L'auteur alors de s'adresser directement au commun des mortels, c’est-à-dire à tout homme doué du
bon sens. Il interpelle les bénéficiaires du produit du travail tout autant que travailleurs qui sont
victimes de l’organisation social du travail. Son but est de sensibilise, en poussant l'individu à la
réflexion. Pour Nietzsche, il ne faut pas suivre la société qui ne cherche qu'à s'enrichir (L.12-14).

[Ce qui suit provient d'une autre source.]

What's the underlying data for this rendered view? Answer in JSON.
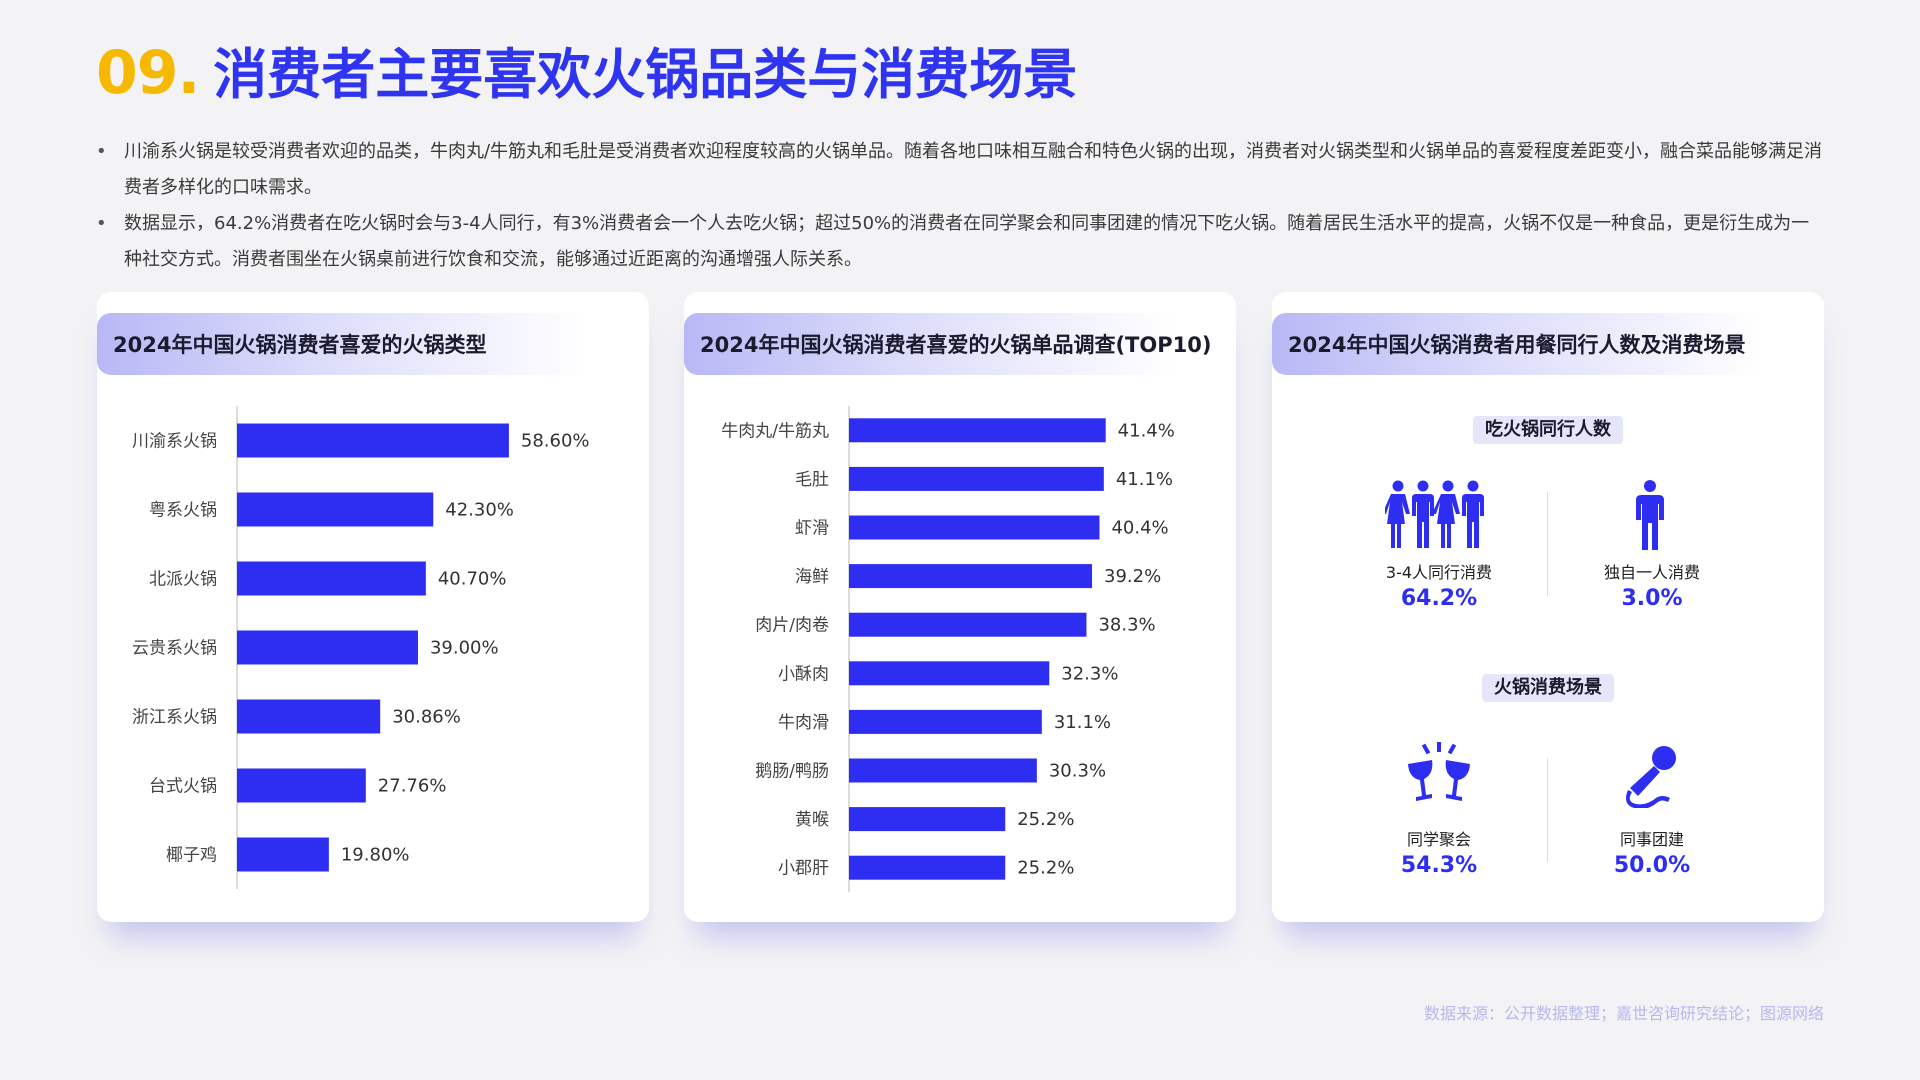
{
  "title": {
    "number": "09.",
    "text": "消费者主要喜欢火锅品类与消费场景"
  },
  "bullets": [
    "川渝系火锅是较受消费者欢迎的品类，牛肉丸/牛筋丸和毛肚是受消费者欢迎程度较高的火锅单品。随着各地口味相互融合和特色火锅的出现，消费者对火锅类型和火锅单品的喜爱程度差距变小，融合菜品能够满足消费者多样化的口味需求。",
    "数据显示，64.2%消费者在吃火锅时会与3-4人同行，有3%消费者会一个人去吃火锅；超过50%的消费者在同学聚会和同事团建的情况下吃火锅。随着居民生活水平的提高，火锅不仅是一种食品，更是衍生成为一种社交方式。消费者围坐在火锅桌前进行饮食和交流，能够通过近距离的沟通增强人际关系。"
  ],
  "chart_data": [
    {
      "type": "bar",
      "orientation": "horizontal",
      "title": "2024年中国火锅消费者喜爱的火锅类型",
      "categories": [
        "川渝系火锅",
        "粤系火锅",
        "北派火锅",
        "云贵系火锅",
        "浙江系火锅",
        "台式火锅",
        "椰子鸡"
      ],
      "values": [
        58.6,
        42.3,
        40.7,
        39.0,
        30.86,
        27.76,
        19.8
      ],
      "value_labels": [
        "58.60%",
        "42.30%",
        "40.70%",
        "39.00%",
        "30.86%",
        "27.76%",
        "19.80%"
      ],
      "unit": "%",
      "color": "#2e2ef2"
    },
    {
      "type": "bar",
      "orientation": "horizontal",
      "title": "2024年中国火锅消费者喜爱的火锅单品调查(TOP10)",
      "categories": [
        "牛肉丸/牛筋丸",
        "毛肚",
        "虾滑",
        "海鲜",
        "肉片/肉卷",
        "小酥肉",
        "牛肉滑",
        "鹅肠/鸭肠",
        "黄喉",
        "小郡肝"
      ],
      "values": [
        41.4,
        41.1,
        40.4,
        39.2,
        38.3,
        32.3,
        31.1,
        30.3,
        25.2,
        25.2
      ],
      "value_labels": [
        "41.4%",
        "41.1%",
        "40.4%",
        "39.2%",
        "38.3%",
        "32.3%",
        "31.1%",
        "30.3%",
        "25.2%",
        "25.2%"
      ],
      "unit": "%",
      "color": "#2e2ef2"
    }
  ],
  "card3": {
    "title": "2024年中国火锅消费者用餐同行人数及消费场景",
    "section1": {
      "label": "吃火锅同行人数",
      "items": [
        {
          "label": "3-4人同行消费",
          "value": "64.2%",
          "icon": "group-of-people-icon"
        },
        {
          "label": "独自一人消费",
          "value": "3.0%",
          "icon": "single-person-icon"
        }
      ]
    },
    "section2": {
      "label": "火锅消费场景",
      "items": [
        {
          "label": "同学聚会",
          "value": "54.3%",
          "icon": "cheers-glasses-icon"
        },
        {
          "label": "同事团建",
          "value": "50.0%",
          "icon": "microphone-icon"
        }
      ]
    }
  },
  "source": "数据来源：公开数据整理；嘉世咨询研究结论；图源网络",
  "colors": {
    "accent": "#2e2ef2",
    "number": "#f6b800",
    "source": "#b7b7f0"
  }
}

Au contraire, il faudrait se rebeller pour faire comprendre aux patrons que le travail détruit
l'homme, que l’organisation sociale du travail est néfaste. Ce labeur empêche la réflexion ; or la
réflexion est la nature de l'homme, l'homme doit réfléchir et sa réflexion est gâchée par ce travail
(L.14-15). Autrement dit, le travail déshumanise l'homme, il le rend esclave. L’homme est enchaîné
au travail, il ne peut plus réfléchir, ni penser. Pour Nietzsche, l'homme n'a plus de valeur, il n'est
plus homme s'il ne peut pas faire ce à quoi il est destiné : penser (« qu'est devenue votre valeur
intérieure », L.16). L'individu, en travaillant, ne réfléchit plus, n'a plus la conscience de lui même, il
est comme un objet, il est déshumanisé (L.16-17) « si vous n'avez même pas un minimum de
maitrise de vous-même? ».
Pour Nietzsche, le travail est donc source de déshumanisation de l'homme puisque l'homme ne
réfléchit plus, ne pense plus lorsqu'il travaille; il n'est donc plus homme. Au début de l'explication,
nous nous demandions en quoi l'individu était-il un danger et comment le fait de travailler le rendait
plus docile. A présent, on peut dire que l'homme représente un danger par le simple fait d'être un
être pensant; le travail le rend plus docile et moins dangereux car il mobilise déjà toute son énergie.